Ein bedeutender Bestandteil der Sitzung war die Vorstellung des Zwischenstands der Prognos-Studie 2026, die sich mit der Entwicklung und Umsetzung sogenannter grün-blauer Infrastrukturen in Kommunen beschäftigt. Ziel der Studie ist es, konkrete Maßnahmen zur Anpassung an die Folgen des Klimawandels zu identifizieren und deren Auswirkungen auf Investitionsbedarfe sowie räumliche Verteilungsmuster zu analysieren.
Im Zentrum stehen dabei Lösungen zur Verbesserung des Regenwassermanagements und zur Reduzierung von Hitzeeffekten in Städten.
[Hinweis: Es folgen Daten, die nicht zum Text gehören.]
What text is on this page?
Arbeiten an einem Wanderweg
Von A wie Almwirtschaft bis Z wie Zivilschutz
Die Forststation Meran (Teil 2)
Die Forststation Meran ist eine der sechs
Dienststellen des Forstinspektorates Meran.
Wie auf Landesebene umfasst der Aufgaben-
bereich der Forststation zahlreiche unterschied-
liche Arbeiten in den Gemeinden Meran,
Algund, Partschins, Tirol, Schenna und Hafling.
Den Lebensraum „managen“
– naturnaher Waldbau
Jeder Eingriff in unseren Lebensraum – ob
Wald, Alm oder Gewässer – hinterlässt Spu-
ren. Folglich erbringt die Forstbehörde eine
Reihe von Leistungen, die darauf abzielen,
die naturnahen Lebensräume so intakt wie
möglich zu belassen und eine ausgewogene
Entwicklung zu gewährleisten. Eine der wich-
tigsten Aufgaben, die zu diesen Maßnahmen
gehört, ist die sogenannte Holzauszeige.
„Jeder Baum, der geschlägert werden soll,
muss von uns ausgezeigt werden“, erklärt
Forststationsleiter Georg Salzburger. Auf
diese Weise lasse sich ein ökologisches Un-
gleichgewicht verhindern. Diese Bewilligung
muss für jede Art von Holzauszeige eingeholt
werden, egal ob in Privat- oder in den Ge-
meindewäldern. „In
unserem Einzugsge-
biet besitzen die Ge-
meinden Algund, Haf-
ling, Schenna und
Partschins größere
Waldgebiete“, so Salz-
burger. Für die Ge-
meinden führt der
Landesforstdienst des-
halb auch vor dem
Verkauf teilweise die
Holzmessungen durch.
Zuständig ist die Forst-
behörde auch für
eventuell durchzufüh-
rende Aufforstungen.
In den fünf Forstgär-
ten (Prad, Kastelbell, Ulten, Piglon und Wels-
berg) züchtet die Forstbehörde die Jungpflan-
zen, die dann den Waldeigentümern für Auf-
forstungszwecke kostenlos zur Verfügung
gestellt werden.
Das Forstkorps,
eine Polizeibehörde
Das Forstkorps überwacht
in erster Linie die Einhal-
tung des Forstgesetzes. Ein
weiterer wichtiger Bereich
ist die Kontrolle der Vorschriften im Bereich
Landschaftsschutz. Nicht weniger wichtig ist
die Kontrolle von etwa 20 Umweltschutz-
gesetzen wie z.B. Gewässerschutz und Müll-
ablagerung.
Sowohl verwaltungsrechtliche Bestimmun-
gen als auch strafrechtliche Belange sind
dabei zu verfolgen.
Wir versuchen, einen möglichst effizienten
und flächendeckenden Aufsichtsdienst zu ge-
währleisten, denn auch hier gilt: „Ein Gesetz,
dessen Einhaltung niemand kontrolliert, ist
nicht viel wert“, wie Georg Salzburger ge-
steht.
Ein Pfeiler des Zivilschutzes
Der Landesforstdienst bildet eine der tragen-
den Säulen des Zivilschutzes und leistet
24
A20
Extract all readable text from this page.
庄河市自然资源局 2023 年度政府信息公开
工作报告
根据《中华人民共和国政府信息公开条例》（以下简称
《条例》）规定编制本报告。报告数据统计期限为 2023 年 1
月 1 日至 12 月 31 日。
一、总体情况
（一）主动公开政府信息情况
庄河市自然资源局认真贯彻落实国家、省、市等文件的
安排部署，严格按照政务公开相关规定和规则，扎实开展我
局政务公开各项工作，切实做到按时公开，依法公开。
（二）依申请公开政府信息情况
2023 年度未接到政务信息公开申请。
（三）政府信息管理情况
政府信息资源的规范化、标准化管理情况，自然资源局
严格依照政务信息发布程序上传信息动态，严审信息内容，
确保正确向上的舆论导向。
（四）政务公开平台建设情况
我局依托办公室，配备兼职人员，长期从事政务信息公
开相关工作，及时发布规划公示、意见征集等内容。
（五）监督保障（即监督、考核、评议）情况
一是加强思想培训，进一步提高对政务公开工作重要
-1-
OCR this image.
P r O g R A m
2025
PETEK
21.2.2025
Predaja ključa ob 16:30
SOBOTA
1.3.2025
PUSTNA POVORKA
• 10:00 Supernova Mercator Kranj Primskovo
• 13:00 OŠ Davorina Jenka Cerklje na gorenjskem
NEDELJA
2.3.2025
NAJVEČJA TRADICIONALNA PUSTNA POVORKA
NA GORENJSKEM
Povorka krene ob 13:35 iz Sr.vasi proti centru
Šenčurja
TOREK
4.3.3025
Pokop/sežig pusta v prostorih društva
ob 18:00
Dazu zählen unter anderem die gezielte Entsiegelung von Flächen, die Förderung von Verdunstung sowie der Ausbau nachhaltiger Regenrückhaltesysteme. Erste Zielbilder sehen beispielsweise vor, einen signifikanten Anteil urbaner Flächen vom Kanalsystem abzukoppeln und so die Widerstandsfähigkeit gegenüber Starkregenereignissen deutlich zu erhöhen.
Die Studie wird in enger Zusammenarbeit mit Partnern aus Bauwirtschaft und kommunalen Spitzenverbänden durchgeführt. Neben der Modellierung konkreter Maßnahmen steht auch die finanzielle Dimension der Transformation im Fokus.
Darüber hinaus diskutierte die Arbeitsgruppe die Ausweitung ihrer Aktivitäten sowie kurz-, mittel- und langfristige Zielsetzungen. Ziel ist es dabei insbesondere, den Baustoff-Fachhändlern konkrete Potenziale im Zukunftsfeld Wasser und Umwelt zu eröffnen und zugleich praxisnahe Hilfestellungen für das Tagesgeschäft bereitzustellen. Auch die Zusammenarbeit mit Städten und Gemeinden soll im Rahmen von Workshops und strukturierten Dialogformaten weiter ausgebaut werden.
Im Zuge der Sitzung wurde zudem ein Wechsel beim Gruppensprecher vollzogen: Im Sinne einer Staffelübergabe übernimmt Michael Müller (ACO GmbH), der der Arbeitsgruppe bereits seit vielen Jahren angehört, die Rolle von Roman von Urbanowicz. Dieser hat die Arbeitsgruppe über mehr als zehn Jahre hinweg maßgeblich geprägt und mit großem Engagement aufgebaut und weiterentwickelt. Für seinen langjährigen Einsatz und seine wichtigen Impulse spricht die Arbeitsgruppe ihm ihren ausdrücklichen Dank aus.